The result for scrap processors and exporters in the United States is that stainless steel scrap has not been exported in the same volumes as aluminum or copper scrap, even before the Chinse government introduced its quotas and restrictions.

In 2020, according to Moll, just “11 percent of stainless steel scrap was consumed on a different continent [from] where it was generated.” Common trading patterns see Russia and some of its neighboring nations supplying scrap to Western Europe, with the U.S. predominantly sending its surplus to nations in Asia, including India, South Korea and Taiwan.

Demand for nickel-bearing scrap has been ramping up in the U.S. as North American Stainless, Ghent, Kentucky, and other producers return to output levels closer to those they enjoyed before the COVID-19-related downturn.

On the scrap export front, it is not clear whether West Coast recyclers in the U.S. may start receiving inquiries from mills in China, since that nation has approved the shipment of three grades of stainless steel scrap for importation in 2021.

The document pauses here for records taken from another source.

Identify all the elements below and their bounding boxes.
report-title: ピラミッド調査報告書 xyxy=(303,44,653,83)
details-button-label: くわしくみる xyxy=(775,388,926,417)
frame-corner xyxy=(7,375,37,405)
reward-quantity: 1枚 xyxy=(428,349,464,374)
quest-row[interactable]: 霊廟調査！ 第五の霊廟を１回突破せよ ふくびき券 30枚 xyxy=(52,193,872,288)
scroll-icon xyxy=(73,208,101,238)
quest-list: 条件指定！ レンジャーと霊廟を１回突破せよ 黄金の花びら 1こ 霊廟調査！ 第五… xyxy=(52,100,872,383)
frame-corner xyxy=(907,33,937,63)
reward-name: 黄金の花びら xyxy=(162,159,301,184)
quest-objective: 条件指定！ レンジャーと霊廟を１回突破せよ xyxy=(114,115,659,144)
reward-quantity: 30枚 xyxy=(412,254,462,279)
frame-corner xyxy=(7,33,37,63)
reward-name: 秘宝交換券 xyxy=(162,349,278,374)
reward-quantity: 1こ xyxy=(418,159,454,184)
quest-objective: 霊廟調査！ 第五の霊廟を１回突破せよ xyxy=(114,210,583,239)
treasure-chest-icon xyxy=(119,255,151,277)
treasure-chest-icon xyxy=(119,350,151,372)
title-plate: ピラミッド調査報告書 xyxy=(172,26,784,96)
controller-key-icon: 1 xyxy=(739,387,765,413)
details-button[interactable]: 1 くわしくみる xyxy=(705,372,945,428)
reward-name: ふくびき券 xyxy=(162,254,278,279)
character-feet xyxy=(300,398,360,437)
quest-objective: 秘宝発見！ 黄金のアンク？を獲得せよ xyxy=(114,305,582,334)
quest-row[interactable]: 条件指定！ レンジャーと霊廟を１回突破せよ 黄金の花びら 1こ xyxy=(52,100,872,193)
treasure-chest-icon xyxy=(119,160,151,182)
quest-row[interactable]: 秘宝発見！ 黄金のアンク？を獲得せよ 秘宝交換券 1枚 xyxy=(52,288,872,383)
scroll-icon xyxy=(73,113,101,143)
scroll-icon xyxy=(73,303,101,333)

Presenter Alina Racu, a Switzerland-based market analyst with Russia-based Nornickel, said EV sales globally rebounded in the second half of 2020, with Europe and China being “the epicenters of growth” while North America exhibited more modest growth.

The global figures demonstrate EV momentum, with 26 percent year-on-year growth in 2020 compared with 2019 and an impressive 78 percent jump in sales in December 2020 compared with December 2019, Racu said.

While the use of nickel in EV batteries bodes well for that commodity’s overall demand, Moll sounded a note of caution on the stainless steel front. “If you look at a car today, it has about 40 kilograms (88 pounds) of stainless steel for a normal passenger car. Out of that, 30 kilograms (66 pounds) is the exhaust system. Other applications are fuel lines and engine valves, the head gasket—all these applications depend on the combustion engine.”

He added, “So, in an e-car, you still have hose clamps and trim, but it’s probably only 20 percent of what you have in a combustion engine car.”

As far as those EV batteries, Racu said forecasting how it will take shape is difficult in part because current volumes of such end-of-life batteries “are very small,” with EV recycling “in its very early stages.”

She showed three different scenarios, however, tied to varying levels of EV sales, the percentage of batteries that are repurposed and the collection rate. In the most aggressive scenario, EV battery makers could reach a point where from 42 to 49 percent of the nickel used in new batteries consists of recycled-content nickel. The other scenarios, however, placed that percentage in a more modest 12 to 21 percent range.

ISRI2021 was organized by the Washington-based Institute of Scrap Recycling Industries.